A non-disclosure clause is common in employment contracts. They are invariably found in properly drafted compromise agreements. In the Presidents Club party their purpose was obvious. It is relatively common for staff working at dinners where commercially sensitive information is discussed to sign confidentiality agreements  but the Presidents Club dinner was a charity event.

Non-disclosure agreements are common where parties reach an out of court settlement in a dispute where the parties sign up to a Consent Order effectively ending the litigation.

The effect of a confidentiality clause in a compromise agreement is to stop the departing employee from discussing the terms agreed concerning  his/her departure. The confidentiality agreement often extends to the employer as well. As a result both parties are prevented from discussing the terms of the agreement that has been reached. There are obvious reasons for this in that it gives the parties more manoeuvrability if it is known that the agreement is secret.

Likewise a party when facing multiple actions such as News International in the phone hacking claims against it may wish to settle with each party hoping to pick off cash strapped claimants with as small a sum as possible. Confidentiality agreements help this process.

If word were to get out as it did in the case of one claim against News International in 2009 (£700,000 to Footballers’ Association chief executive Gordon Taylor) then greater expectations for a higher settlement would be generated.

Can a Court Order the Disclosure of the Terms of a Confidentiality Agreement?

It is very important to note that courts will normally uphold confidentiality agreements.

However in Farm Assist (in liquidation) v Secretary of State for the Environment [2009] the court made it clear that if it were in the interests of justice a court would override a confidentially agreement.
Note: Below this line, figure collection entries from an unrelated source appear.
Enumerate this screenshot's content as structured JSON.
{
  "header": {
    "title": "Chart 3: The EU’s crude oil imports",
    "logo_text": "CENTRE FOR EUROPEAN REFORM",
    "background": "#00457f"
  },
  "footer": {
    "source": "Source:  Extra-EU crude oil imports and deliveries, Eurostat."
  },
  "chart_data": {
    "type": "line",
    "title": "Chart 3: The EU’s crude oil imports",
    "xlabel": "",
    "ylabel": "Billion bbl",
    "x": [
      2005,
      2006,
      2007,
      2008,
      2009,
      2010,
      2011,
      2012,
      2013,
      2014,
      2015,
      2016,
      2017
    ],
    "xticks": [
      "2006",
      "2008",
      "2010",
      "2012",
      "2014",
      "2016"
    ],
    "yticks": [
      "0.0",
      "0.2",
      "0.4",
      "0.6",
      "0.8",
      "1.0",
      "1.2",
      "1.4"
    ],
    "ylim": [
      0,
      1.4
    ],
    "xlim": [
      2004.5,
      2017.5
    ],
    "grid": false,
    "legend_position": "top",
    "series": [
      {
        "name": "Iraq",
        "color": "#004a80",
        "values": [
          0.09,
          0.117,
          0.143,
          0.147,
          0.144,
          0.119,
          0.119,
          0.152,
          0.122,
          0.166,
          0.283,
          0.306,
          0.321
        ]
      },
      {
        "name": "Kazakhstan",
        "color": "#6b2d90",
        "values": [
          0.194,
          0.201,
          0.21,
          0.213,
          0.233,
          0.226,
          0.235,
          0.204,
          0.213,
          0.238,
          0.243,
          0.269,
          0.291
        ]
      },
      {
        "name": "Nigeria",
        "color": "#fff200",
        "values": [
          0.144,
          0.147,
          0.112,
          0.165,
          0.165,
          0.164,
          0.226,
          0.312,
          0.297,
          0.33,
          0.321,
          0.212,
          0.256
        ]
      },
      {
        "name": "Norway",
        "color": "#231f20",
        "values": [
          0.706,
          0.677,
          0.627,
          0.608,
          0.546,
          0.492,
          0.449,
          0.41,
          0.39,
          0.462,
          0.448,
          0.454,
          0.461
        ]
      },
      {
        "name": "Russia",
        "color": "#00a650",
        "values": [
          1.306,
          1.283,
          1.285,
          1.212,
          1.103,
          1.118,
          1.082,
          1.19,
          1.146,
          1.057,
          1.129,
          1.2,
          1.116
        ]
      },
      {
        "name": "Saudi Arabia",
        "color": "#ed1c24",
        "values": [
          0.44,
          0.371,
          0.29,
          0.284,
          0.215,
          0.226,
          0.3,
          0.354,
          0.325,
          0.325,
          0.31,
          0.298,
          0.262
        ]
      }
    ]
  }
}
Thus in that case where there were allegations of duress,  it was in the public interest and the court overrode the confidentiality agreement.

It is important to note that the Court won’t set aside a confidentiality agreement as a matter of course. In Porton Capital Technology Funds and another v 3M UK Holdings Limited [2010] the Court refused to order the removal of confidentiality as it would not put the parties on an equal footing, in other words there was no reason to do so. The Court held that: “The objective of ensuring that the parties are ‘on an equal footing‘ ought not, in ordinary circumstances, to require that the obligations of confidence are overridden. If the Court were to do so it could be said that the party whose confidence is overridden was not on an equal footing with his opponent, nor treated fairly, because his legal rights were not respected whereas those of his opponent were.”

The Court’s attitude can therefore be summarised as follows.

The Courts will recognise confidentiality agreements and will not overturn them without a good reason but will do so where it is in the interests of justice. Examples of the interests of justice would include putting the parties on an equal footing,  the public interest, and where there may be allegations of fraud or duress. In other words whilst the Courts will normally uphold a confidentiality agreement it will not allow it to stand in the way of a level playing field if it considers that it is in the the interests of justice to do so.


This article is provided free of charge for information purposes only; it does not constitute legal advice and should not be relied on as such.